Qualquer candidatura eleita sempre estará com as ações limitadas pelos aspectos estruturais que determinam as universidades. Os reitores empossados são sempre, no máximo, gestores de crises materiais e orçamentárias. No caso da UFSC, ainda que Irineu expresse parte do programa defendido nas mobilizações de servidores e estudantes, suas propostas não ultrapassam os limites do que é possível dentro da lógica do Estado burguês, que passa pela convivência com a privatização da universidade e pelos limites orçamentários impostos pelos diferentes governos. Dentro da atual estrutura das universidades, ainda que fosse empossado um revolucionário como reitor – o que é pouco provável, considerando a forma antidemocrática do processo eleitoral – não teria condições de aplicar um programa que efetivamente fizesse mudanças estruturais. Não há espaço para disputas estratégicas dentro das instituições do Estado burguês, só de migalhas. Em outro momento afirmamos:

“Cabe aos marxistas, ao mesmo tempo que lutam em defesa das liberdades democráticas e dos direitos conquistados, apontar para um novo projeto de universidade, que seja pública, gratuita e para todos. Um programa de reivindicações imediatas passa pela defesa da eleição direta de reitores, pela ampliação de vagas para todos os jovens que queiram cursar uma universidade, por uma política de permanência que atenda todos os estudantes, pela defesa intransigente da autonomia didático-científica das universidades, contra qualquer cobrança de mensalidade e taxas e contra todas as formas de privatização. Esse programa mínimo deve estar associado à luta por uma transformação profunda do espaço universitário, plenamente voltado aos interesses da sociedade e não do capital privado, que garanta o apoio integral à vida estudantil, a ampla socialização do conhecimento produzido e por uma gestão baseada na permanente mobilização da comunidade nas decisões e na gestão. Essa luta somente será vitoriosa se estiver associada à luta mais ampla pela derrubada do Estado burguês e pelo fim do capitalismo”.

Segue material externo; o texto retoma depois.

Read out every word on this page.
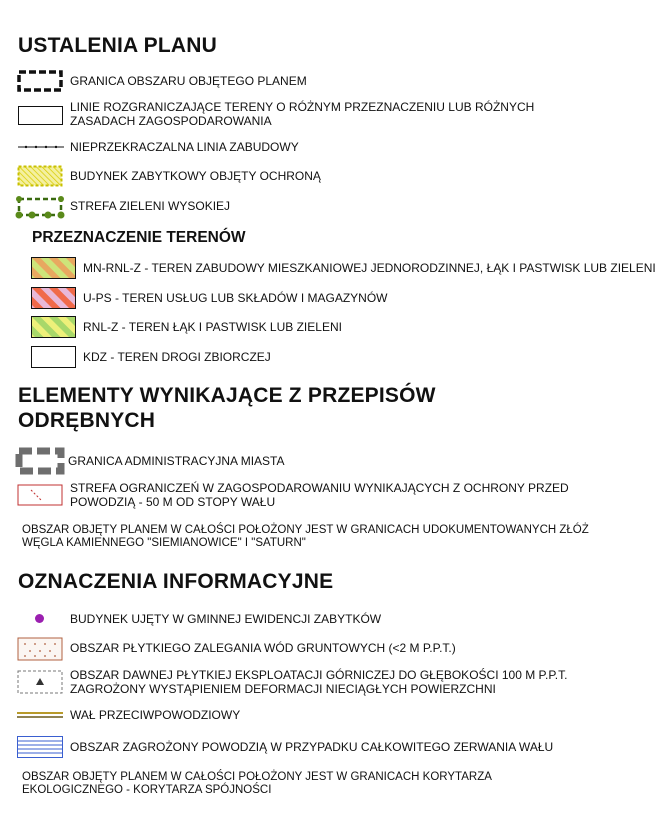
USTALENIA PLANU
GRANICA OBSZARU OBJĘTEGO PLANEM
LINIE ROZGRANICZAJĄCE TERENY O RÓŻNYM PRZEZNACZENIU LUB RÓŻNYCH ZASADACH ZAGOSPODAROWANIA
NIEPRZEKRACZALNA LINIA ZABUDOWY
BUDYNEK ZABYTKOWY OBJĘTY OCHRONĄ
STREFA ZIELENI WYSOKIEJ
PRZEZNACZENIE TERENÓW
MN-RNL-Z - TEREN ZABUDOWY MIESZKANIOWEJ JEDNORODZINNEJ, ŁĄK I PASTWISK LUB ZIELENI
U-PS - TEREN USŁUG LUB SKŁADÓW I MAGAZYNÓW
RNL-Z - TEREN ŁĄK I PASTWISK LUB ZIELENI
KDZ - TEREN DROGI ZBIORCZEJ
ELEMENTY WYNIKAJĄCE Z PRZEPISÓW ODRĘBNYCH
GRANICA ADMINISTRACYJNA MIASTA
STREFA OGRANICZEŃ W ZAGOSPODAROWANIU WYNIKAJĄCYCH Z OCHRONY PRZED POWODZIĄ - 50 M OD STOPY WAŁU
OBSZAR OBJĘTY PLANEM W CAŁOŚCI POŁOŻONY JEST W GRANICACH UDOKUMENTOWANYCH ZŁÓŻ WĘGLA KAMIENNEGO "SIEMIANOWICE" I "SATURN"
OZNACZENIA INFORMACYJNE
BUDYNEK UJĘTY W GMINNEJ EWIDENCJI ZABYTKÓW
OBSZAR PŁYTKIEGO ZALEGANIA WÓD GRUNTOWYCH (<2 M P.P.T.)
OBSZAR DAWNEJ PŁYTKIEJ EKSPLOATACJI GÓRNICZEJ DO GŁĘBOKOŚCI 100 M P.P.T. ZAGROŻONY WYSTĄPIENIEM DEFORMACJI NIECIĄGŁYCH POWIERZCHNI
WAŁ PRZECIWPOWODZIOWY
OBSZAR ZAGROŻONY POWODZIĄ W PRZYPADKU CAŁKOWITEGO ZERWANIA WAŁU
OBSZAR OBJĘTY PLANEM W CAŁOŚCI POŁOŻONY JEST W GRANICACH KORYTARZA EKOLOGICZNEGO - KORYTARZA SPÓJNOŚCI
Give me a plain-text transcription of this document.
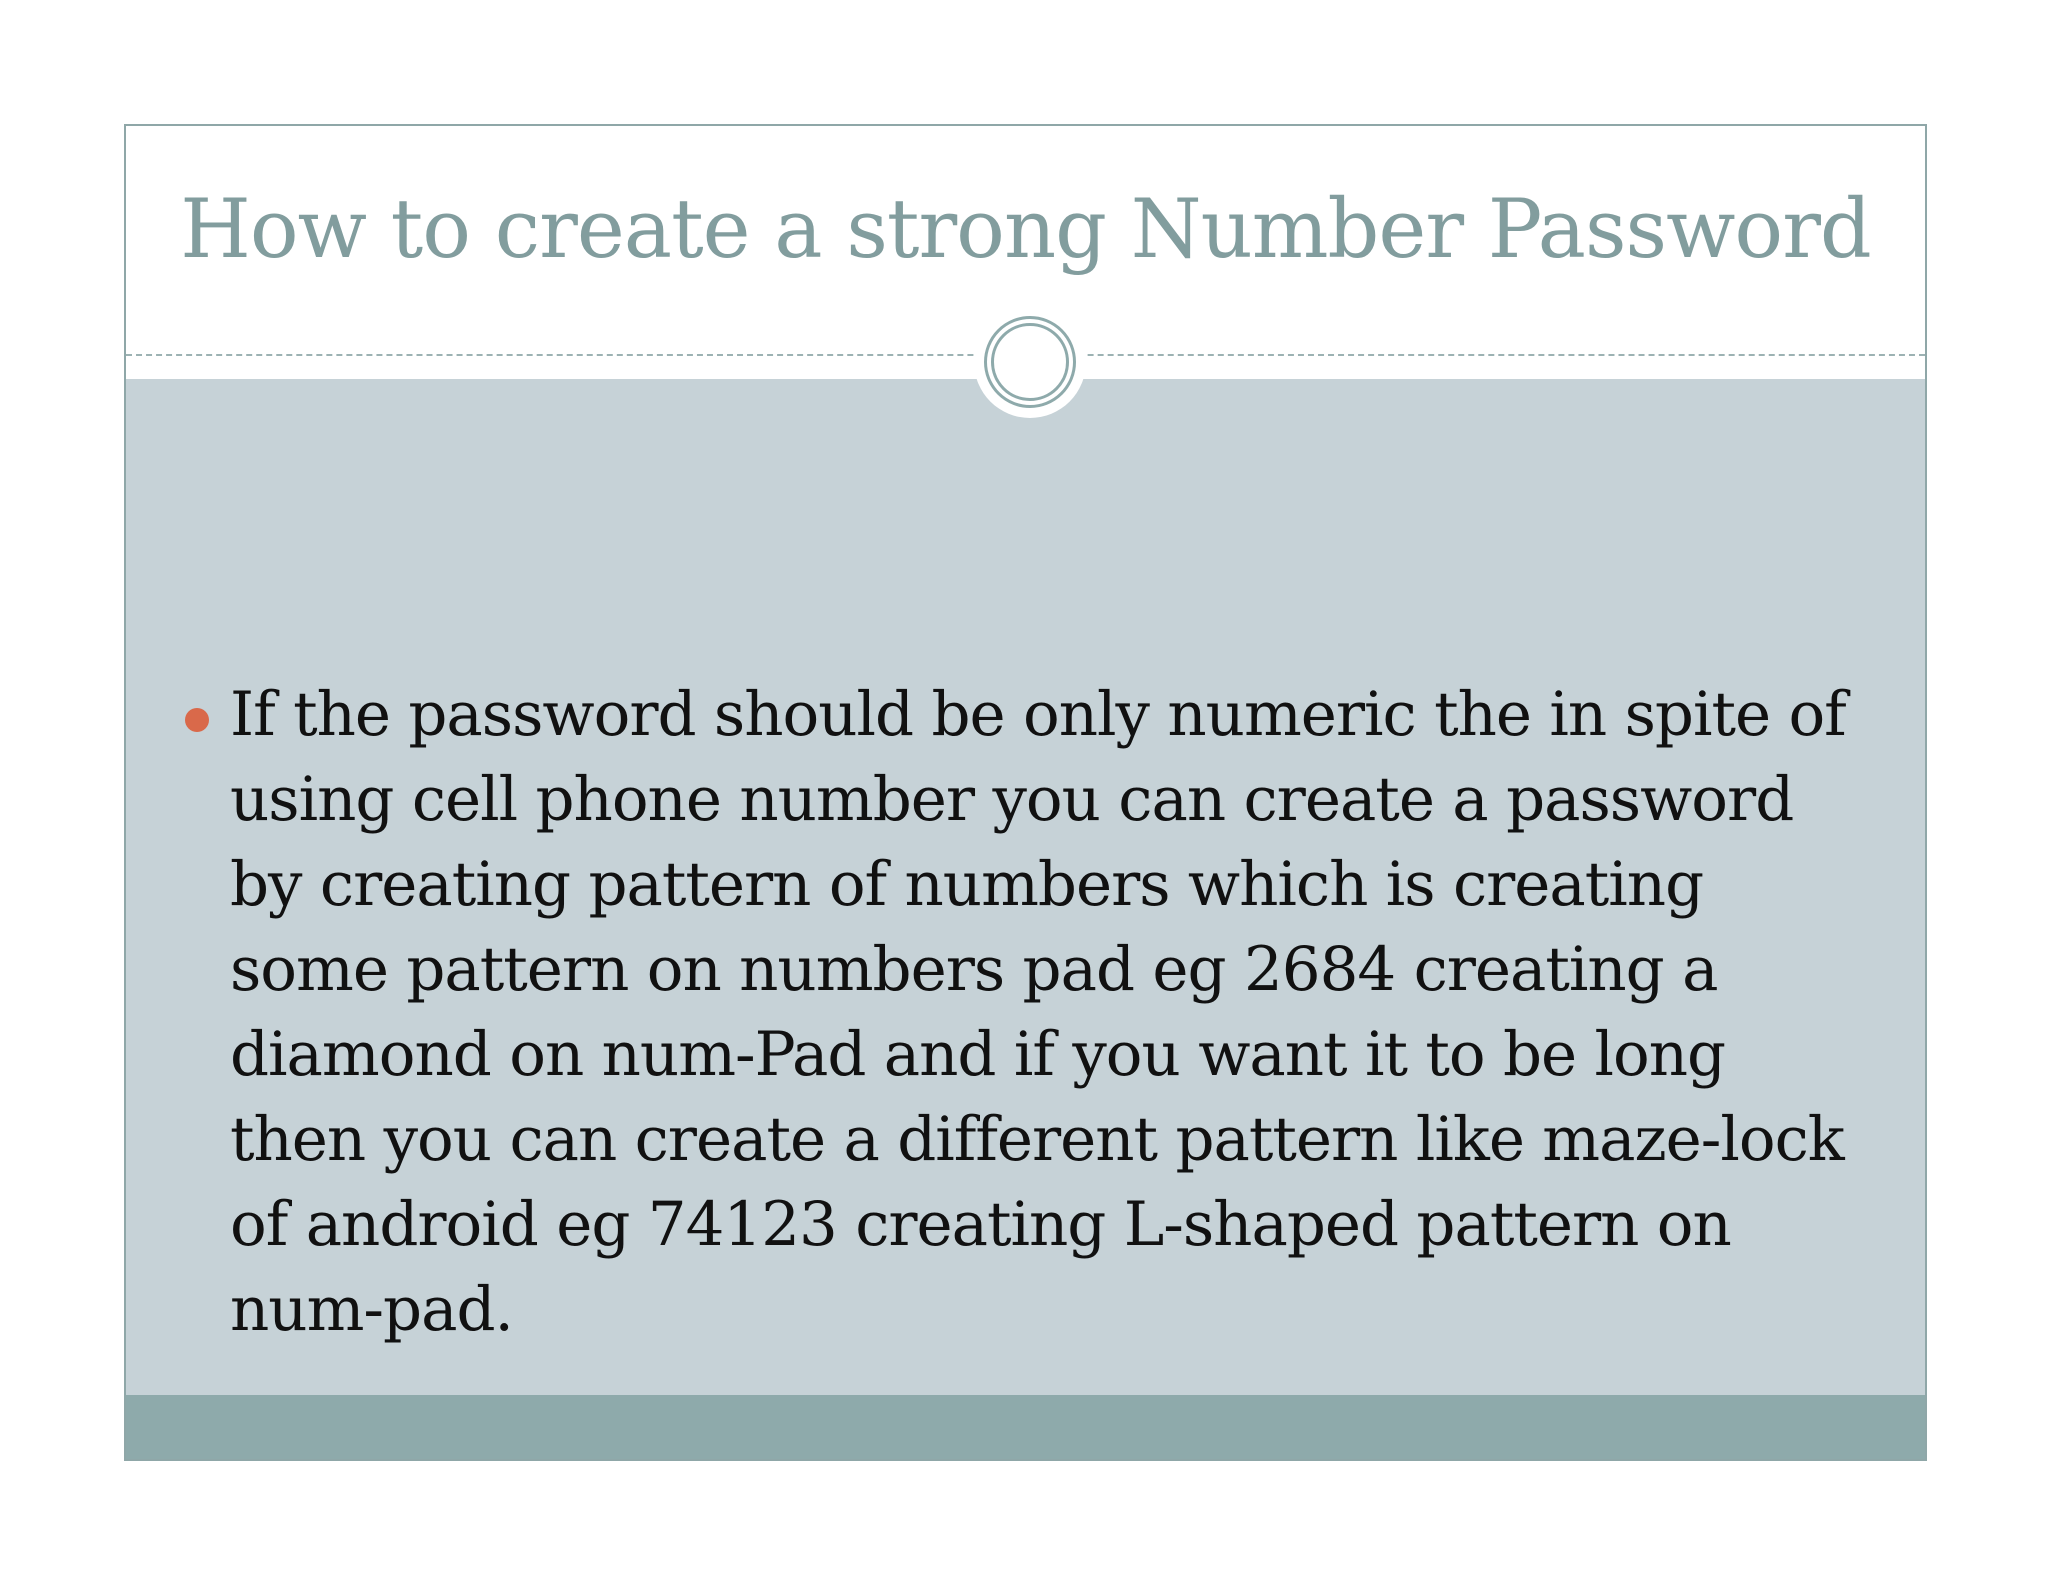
How to create a strong Number Password
If the password should be only numeric the in spite of using cell phone number you can create a password by creating pattern of numbers which is creating some pattern on numbers pad eg 2684 creating a diamond on num-Pad and if you want it to be long then you can create a different pattern like maze-lock of android eg 74123 creating L-shaped pattern on num-pad.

De imediato, na disputa na UFSC, certamente é correto defender a escolha pelo CUn do candidato democraticamente escolhido pela comunidade universitária e sua nomeação por parte do governo federal. Cabe destacar, contudo, que qualquer gestão que assuma a administração da UFSC estará marcada pelos limites estruturais e orçamentários, em meio ao avanço do processo de privatização e os cortes orçamentários. Nesse sentido, o programa a ser defendido nas universidades não pode se limitar a reivindicar melhorias parciais, devendo se conectar com a mobilização por uma nova universidade, como parte da luta pela revolução e pela transformação da sociedade.